ありのパパは12ステップに出会ってはじめて「聖(きよ)い生活」を日々実践していくことが出来るようになりました。
12ステッププログラムの言い方で言えば「しらふ」ということになります。
12ステップは完全を目指すのではなく成長を目指すプログラムであり、治るのではなく回復を求めるプログラムです。
そうであるにもかかわらず、その12ステッププログラムに出会って初めて毎日のシラフを維持できるようになったというのは何とも皮肉なことだと言うしかありません。
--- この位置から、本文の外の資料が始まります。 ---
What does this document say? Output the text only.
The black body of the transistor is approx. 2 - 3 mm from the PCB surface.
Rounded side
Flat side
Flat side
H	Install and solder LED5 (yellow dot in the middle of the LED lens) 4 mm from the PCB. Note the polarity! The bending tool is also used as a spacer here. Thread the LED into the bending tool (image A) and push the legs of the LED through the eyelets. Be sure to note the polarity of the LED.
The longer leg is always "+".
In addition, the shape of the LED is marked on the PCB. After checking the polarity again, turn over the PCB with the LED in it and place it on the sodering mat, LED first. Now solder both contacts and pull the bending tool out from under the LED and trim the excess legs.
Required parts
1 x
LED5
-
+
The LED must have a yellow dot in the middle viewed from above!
③確信がない時に信じ、信じたことが実現して確信となる
a.怒りの爆発の防止(感情面でのシラフ)
b.アダルトチルドレンとしての回復(情緒面でのシラフ)
c.性的領域における聖さ(性的なシラフ)
この三つの領域におけるシラフを日々達成することが出来るようになって初めて感じるようになったことがあります。
それは「私に聖い生活を送らせてくださる神はおられる」という確信です。
聖書がそう言っているからだけでもなく、霊的体験をしたからだけではなく、聖い生活・シラフを維持させてくださっているから、神は存在すると確信することができるのです。
3.霊的に目覚めることが依存症からの唯一の解決策であるというメッセージ
「霊的に目覚めることこそ、依存症から回復するための解決策である」というメッセージを今苦しんでいる人々のところに運ぶ。
私たちが出来ることは「運ぶ」ところまでです。
そのメッセージに相手が食いつくかどうかは相手の問題であり、神にお任せするべき事柄です。
もし相手を助けてあげたいという欲求に突き動かされて行動に移すなら、それは病的な支配欲求、すなわち共依存症の発症ということになります。
私たちお互いは気をつけたいものです。
◎回復と平安を祈っています。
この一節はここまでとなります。